Une distinction nationale porteuse de symbole
Le 15 août, lors du 65e anniversaire de l’indépendance, la slameuse Mariusca Moukengue a reçu des mains du président Denis Sassou Nguesso l’insigne de chevalière de l’Ordre national du Mérite.
La distinction récompense un parcours où les métaphores se muent en mobilisation citoyenne et place, pour la première fois, une artiste slam au cœur de la politique culturelle congolaise.
Au-delà de l’éclat protocolaire, l’évènement rappelle que la reconnaissance institutionnelle peut soutenir l’émergence d’une génération de créatrices déterminées à occuper l’espace public par la puissance du verbe.

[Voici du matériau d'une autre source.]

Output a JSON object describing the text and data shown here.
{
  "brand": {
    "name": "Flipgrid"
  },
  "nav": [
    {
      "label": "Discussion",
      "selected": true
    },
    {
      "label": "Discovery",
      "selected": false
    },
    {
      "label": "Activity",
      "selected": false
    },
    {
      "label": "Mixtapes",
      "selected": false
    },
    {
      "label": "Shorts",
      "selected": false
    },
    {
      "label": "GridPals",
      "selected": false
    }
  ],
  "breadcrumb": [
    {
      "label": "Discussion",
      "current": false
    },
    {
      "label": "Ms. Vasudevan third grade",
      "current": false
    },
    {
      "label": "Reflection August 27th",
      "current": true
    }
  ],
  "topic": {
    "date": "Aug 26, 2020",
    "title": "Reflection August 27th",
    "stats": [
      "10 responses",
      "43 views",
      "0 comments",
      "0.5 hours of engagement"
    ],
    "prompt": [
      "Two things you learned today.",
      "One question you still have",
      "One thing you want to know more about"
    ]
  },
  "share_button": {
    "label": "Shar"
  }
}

Itinéraire d’une voix qui polit la langue du quotidien
Née à Pointe-Noire, Mariusca découvre le slam à l’adolescence, quand les scènes ouvertes deviennent des laboratoires sociaux où elle expérimente un français métissé de langues vernaculaires.
Les premiers textes évoquent les coupures d’électricité, la débrouille urbaine, le rire comme stratégie de survie ; très vite, la jeune femme comprend que sa diction peut devenir plaidoyer.
Elle fonde l’association Traces en 2016 pour former des collégiens à l’écriture performée, réinterprétant l’éducation populaire à l’ère du numérique et de la vidéo partagée.
Le slam outil d’autonomisation des jeunes femmes
Sur scène, le corps de la slameuse échappe aux stéréotypes et propose une image de la féminité hors des canons médiatiques, démontrant que la parole poétique peut aussi redistribuer le pouvoir symbolique.
« Cette décoration est une reconnaissance de la nation », rappelle-t-elle, insistant sur la responsabilité collective d’accompagner les initiatives féminines dans la culture et l’entrepreneuriat.
L’Observatoire note que l’accès à l’espace scénique reste encore fragile pour de nombreuses créatrices, faute de financements et de réseaux ; le parcours de Mariusca pourrait servir de catalyseur pour des politiques de mentorat ciblées.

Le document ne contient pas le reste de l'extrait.